The difference between free and $n is greater than that between $n and ($n *
2).

------
jka
This sounds very similar to Microsoft Research's concept 'Penny Black' \-
which, worth noting, was itself inspired by real postage history.

[http://research.microsoft.com/en-
us/projects/pennyblack/](http://research.microsoft.com/en-
us/projects/pennyblack/)

------
bayesianhorse
Arguably a hacker would value a phishing E-Mail landing in a "trusted" folder
more than I would want to pay when sending legitimate mails...

Of course, this proposal doesn't have a snowball's chance in hell, so arguing
about it is equally pointless and I'm just too bored not to comment...

------
thisiswrong
This is a solid idea, that has been suggested and talked about before ( on
shows like letstalkbitcoin ).

However, the world should and most likely is looking to move away from
insecure emailing. This is especially true for corporate and political
figures.

Free software like bitmessage are revolutionary in nature and are surprisingly
easy to use. Bitmessage also uses the bitcoin protocol to relay messages
across the network in an untraceable & encrypted manner. A spammer would need
your public key in order to send you anything. You can also block messages
that do not originate from predetermined public key addresses.

The bitcoin protocol and blockchain have so many innovating alternative uses
outside of finance and currecny. Also, bitcoin overlay protocols such as
mastercoin are already gaining traction.

------
rb2k_
And for the lazy ones, here are the "votes/donations" on his Bitcoin address:

[https://blockchain.info/address/1SPEKXiV6NF9Xg6Ridw2qUtV83T8...](https://blockchain.info/address/1SPEKXiV6NF9Xg6Ridw2qUtV83T8TRJZZ)

------
bagosm
Anyone care to explain to me why just having X wallets and tranfering ammounts
from these wallets to X new ones isn't going to work? Just let some addresses
get marked as spam then move to new addresses?

------
joshdance
This is a cool idea, but one thing kills it dead.
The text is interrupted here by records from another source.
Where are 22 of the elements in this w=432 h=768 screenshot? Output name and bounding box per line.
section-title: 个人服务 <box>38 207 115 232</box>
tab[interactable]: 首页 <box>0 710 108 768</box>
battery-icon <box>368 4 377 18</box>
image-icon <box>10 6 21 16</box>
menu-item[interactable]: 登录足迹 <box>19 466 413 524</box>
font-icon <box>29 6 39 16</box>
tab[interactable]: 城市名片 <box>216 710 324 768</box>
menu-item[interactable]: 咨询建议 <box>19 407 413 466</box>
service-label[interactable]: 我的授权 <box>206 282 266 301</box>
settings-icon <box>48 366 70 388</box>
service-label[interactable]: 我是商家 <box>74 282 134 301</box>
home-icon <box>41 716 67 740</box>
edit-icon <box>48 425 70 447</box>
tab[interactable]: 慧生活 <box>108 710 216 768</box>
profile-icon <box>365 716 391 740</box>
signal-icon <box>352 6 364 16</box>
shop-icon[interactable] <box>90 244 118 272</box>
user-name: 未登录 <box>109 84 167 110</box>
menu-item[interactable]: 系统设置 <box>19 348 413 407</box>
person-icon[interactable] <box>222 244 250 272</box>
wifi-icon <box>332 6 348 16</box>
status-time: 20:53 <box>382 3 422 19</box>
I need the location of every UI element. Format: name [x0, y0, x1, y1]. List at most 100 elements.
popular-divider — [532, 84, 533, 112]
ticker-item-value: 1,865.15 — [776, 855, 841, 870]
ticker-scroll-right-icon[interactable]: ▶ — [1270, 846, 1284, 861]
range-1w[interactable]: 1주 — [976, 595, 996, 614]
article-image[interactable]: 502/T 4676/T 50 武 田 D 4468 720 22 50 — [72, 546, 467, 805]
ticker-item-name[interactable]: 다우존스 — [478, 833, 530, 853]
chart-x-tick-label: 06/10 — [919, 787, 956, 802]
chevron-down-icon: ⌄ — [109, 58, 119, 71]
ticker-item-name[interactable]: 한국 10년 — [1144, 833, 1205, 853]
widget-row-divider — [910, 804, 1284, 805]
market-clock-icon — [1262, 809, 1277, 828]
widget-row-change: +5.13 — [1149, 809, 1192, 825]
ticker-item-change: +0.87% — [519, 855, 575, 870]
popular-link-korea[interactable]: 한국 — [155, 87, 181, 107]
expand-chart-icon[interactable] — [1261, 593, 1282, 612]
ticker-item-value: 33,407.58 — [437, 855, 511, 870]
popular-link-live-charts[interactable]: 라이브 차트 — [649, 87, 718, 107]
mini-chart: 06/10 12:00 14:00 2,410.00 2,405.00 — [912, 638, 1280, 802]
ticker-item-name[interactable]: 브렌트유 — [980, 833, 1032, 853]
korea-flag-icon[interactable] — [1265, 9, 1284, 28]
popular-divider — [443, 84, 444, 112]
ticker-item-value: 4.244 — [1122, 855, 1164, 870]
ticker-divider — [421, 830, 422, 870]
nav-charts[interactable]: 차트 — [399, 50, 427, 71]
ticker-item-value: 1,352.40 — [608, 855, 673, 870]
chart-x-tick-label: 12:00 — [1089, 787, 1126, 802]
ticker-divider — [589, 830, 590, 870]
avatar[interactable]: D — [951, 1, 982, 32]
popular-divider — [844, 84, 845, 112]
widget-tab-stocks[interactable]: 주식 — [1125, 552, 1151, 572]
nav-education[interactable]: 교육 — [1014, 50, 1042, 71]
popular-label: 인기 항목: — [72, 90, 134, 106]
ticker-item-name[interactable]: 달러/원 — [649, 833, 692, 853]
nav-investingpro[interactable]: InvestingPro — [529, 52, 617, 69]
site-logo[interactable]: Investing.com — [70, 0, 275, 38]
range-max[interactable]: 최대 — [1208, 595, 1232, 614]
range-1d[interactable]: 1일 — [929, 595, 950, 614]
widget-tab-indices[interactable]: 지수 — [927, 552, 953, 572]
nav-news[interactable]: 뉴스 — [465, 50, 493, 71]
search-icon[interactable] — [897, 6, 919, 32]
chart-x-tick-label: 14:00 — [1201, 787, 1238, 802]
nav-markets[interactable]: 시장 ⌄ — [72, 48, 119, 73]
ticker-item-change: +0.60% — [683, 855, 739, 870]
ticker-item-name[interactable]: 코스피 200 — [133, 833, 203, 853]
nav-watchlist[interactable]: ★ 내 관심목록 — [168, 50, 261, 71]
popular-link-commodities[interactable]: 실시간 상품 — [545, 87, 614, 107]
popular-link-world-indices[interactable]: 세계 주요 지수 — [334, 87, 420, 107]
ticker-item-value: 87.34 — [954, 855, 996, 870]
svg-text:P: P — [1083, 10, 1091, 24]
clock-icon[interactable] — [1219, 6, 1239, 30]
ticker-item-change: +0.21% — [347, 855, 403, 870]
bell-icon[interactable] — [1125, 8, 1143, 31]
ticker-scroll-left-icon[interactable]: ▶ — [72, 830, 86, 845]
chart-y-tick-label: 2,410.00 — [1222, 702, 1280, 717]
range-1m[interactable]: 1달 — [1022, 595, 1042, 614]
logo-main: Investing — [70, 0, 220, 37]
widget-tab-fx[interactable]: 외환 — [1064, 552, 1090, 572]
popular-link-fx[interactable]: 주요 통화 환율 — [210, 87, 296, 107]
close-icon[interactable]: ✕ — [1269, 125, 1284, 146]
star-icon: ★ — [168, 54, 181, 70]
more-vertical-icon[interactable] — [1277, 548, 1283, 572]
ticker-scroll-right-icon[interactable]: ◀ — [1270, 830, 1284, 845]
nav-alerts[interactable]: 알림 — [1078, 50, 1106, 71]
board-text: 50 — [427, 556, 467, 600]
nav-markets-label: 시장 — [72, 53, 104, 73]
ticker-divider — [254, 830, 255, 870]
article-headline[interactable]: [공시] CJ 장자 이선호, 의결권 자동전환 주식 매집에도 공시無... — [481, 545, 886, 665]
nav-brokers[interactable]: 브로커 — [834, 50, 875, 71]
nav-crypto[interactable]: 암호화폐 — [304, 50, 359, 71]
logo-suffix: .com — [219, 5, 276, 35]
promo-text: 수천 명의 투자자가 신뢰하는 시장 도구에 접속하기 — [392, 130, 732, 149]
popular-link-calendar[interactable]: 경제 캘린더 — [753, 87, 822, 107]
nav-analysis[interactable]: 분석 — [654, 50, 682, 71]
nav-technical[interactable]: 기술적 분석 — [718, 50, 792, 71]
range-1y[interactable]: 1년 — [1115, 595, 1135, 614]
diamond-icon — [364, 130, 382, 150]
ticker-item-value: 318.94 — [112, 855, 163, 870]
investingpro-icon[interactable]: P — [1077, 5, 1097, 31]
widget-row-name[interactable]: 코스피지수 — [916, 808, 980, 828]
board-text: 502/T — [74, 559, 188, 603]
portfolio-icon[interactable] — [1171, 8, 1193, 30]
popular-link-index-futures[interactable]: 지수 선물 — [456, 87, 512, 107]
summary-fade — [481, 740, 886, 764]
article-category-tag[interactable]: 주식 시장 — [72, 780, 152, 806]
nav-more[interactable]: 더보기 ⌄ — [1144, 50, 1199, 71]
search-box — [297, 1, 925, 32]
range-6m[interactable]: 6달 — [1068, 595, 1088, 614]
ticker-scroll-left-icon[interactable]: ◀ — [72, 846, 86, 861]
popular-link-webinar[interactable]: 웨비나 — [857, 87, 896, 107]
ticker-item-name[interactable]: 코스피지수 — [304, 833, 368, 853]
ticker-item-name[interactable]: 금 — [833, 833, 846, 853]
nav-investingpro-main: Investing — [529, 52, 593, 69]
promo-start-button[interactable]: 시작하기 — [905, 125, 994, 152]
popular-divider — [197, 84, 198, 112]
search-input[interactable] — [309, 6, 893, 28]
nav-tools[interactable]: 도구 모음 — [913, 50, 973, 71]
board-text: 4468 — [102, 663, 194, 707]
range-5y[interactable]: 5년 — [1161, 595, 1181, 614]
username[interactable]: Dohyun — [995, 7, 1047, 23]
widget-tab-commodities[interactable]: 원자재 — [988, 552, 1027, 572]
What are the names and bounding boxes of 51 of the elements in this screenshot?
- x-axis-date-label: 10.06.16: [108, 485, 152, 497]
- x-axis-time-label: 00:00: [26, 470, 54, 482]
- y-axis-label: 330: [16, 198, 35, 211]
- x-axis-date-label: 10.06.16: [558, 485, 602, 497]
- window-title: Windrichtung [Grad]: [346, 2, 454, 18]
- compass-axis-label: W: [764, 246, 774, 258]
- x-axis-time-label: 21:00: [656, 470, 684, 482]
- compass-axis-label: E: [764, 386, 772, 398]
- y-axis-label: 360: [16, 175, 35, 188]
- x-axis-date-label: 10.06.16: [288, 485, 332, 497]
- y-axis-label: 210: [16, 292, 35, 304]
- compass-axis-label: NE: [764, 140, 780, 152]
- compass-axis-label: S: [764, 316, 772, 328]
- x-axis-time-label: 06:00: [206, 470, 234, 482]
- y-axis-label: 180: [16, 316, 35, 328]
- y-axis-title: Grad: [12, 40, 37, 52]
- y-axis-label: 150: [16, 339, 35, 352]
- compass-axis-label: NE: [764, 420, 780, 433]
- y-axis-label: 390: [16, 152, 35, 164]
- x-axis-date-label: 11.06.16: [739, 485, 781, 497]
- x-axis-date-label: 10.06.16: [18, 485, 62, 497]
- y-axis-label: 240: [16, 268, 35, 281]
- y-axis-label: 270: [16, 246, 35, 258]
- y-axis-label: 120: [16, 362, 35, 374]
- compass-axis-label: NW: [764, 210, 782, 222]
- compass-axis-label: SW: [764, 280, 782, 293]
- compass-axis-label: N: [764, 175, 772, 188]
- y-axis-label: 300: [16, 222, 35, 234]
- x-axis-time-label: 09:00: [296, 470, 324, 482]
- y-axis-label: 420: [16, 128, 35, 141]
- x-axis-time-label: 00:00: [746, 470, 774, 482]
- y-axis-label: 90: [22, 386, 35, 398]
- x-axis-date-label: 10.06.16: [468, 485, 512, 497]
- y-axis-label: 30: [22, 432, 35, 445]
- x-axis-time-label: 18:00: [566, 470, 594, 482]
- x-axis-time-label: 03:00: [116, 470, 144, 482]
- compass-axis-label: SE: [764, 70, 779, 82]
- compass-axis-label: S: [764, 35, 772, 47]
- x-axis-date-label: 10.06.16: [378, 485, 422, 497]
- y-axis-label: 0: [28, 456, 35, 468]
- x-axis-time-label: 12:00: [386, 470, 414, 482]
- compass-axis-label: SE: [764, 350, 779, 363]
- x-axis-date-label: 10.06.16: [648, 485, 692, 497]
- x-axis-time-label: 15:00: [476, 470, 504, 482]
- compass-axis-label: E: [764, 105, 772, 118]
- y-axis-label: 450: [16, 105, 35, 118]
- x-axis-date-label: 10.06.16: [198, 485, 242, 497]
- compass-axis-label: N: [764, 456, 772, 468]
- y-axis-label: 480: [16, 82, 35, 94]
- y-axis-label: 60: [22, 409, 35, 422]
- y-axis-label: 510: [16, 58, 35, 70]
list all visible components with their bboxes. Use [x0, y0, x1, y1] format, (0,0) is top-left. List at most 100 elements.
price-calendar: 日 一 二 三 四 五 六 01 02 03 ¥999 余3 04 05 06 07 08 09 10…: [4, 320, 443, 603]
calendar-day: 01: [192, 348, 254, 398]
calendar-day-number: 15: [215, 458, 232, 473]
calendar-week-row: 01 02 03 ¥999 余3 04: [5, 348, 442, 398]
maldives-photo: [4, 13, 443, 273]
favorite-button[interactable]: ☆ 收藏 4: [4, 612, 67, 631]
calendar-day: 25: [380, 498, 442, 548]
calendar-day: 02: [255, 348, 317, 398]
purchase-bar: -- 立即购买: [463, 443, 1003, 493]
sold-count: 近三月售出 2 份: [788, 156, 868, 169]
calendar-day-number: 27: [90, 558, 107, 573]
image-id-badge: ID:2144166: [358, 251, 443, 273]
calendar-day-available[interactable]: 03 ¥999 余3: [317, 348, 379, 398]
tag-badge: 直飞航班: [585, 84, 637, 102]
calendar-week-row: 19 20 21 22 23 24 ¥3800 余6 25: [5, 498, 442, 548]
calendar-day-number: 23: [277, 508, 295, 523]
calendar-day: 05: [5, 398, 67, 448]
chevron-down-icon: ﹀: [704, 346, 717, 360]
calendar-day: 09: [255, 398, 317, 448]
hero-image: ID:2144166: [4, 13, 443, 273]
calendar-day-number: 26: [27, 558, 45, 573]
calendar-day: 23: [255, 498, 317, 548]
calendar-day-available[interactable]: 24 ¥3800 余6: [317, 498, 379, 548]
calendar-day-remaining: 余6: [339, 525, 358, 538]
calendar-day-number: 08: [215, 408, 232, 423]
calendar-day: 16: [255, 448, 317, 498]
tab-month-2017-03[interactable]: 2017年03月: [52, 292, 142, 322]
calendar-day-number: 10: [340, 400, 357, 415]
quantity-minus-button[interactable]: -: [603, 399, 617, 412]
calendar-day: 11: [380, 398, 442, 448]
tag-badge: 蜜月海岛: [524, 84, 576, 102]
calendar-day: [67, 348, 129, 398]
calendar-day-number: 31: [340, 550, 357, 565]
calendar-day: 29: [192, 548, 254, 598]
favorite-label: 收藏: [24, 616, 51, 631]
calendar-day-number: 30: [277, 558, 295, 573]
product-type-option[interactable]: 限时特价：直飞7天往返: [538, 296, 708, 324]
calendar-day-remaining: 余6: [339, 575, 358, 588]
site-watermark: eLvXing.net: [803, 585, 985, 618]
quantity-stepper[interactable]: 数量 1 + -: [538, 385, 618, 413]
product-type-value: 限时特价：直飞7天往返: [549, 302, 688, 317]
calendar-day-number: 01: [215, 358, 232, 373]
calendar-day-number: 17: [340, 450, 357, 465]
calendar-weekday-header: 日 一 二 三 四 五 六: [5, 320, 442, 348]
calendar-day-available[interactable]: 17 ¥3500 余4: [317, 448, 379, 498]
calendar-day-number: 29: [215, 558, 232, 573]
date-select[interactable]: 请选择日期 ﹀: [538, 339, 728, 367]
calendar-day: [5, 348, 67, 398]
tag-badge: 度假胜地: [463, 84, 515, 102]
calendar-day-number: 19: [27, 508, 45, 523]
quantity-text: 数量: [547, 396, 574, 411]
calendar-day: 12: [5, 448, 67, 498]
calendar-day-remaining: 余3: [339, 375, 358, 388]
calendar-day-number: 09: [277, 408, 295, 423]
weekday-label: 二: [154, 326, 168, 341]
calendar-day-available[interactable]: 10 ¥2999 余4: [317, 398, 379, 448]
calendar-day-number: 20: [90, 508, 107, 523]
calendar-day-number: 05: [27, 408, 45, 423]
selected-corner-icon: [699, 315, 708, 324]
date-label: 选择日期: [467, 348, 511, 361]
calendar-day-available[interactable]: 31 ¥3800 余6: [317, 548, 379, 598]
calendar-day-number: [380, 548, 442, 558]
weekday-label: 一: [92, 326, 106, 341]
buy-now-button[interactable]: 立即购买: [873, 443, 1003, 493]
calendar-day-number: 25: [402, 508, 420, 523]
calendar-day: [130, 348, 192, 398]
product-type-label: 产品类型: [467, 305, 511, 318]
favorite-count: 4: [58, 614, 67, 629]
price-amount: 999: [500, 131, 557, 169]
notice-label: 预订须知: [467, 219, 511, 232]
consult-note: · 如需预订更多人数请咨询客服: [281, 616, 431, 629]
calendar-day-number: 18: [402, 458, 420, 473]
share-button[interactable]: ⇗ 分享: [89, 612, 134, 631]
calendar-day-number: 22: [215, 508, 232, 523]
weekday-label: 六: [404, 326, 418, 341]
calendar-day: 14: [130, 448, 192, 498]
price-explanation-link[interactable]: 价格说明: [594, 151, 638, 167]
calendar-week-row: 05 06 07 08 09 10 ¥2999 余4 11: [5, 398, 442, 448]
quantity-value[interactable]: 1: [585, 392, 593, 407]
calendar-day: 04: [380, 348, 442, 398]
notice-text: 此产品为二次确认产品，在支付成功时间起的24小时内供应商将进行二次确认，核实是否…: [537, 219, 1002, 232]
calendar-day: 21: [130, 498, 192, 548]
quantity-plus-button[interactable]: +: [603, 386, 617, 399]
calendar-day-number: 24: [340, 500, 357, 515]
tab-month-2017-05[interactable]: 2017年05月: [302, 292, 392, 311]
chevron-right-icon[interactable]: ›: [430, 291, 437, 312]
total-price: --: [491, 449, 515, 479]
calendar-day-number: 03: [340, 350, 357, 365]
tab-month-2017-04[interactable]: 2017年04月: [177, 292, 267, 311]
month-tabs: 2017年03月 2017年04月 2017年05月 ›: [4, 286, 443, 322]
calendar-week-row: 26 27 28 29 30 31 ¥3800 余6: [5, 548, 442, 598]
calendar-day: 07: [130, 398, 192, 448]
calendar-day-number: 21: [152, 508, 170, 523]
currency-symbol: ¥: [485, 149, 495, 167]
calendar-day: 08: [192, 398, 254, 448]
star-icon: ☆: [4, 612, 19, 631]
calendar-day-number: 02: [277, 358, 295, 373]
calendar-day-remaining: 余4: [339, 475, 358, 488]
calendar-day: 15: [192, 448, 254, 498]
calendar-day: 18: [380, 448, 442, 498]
Requiring the user to pay to report spam will not work. It is just one more
point of friction. How many report spam right now in Gmail when it is free?

------
betterunix
This sounds like an overcomplicated version of HashCash...which was the
inspiration for Bitcoin in the first place.

------
ozh
I don't think spending a satoshi is a problem for any serious spammer.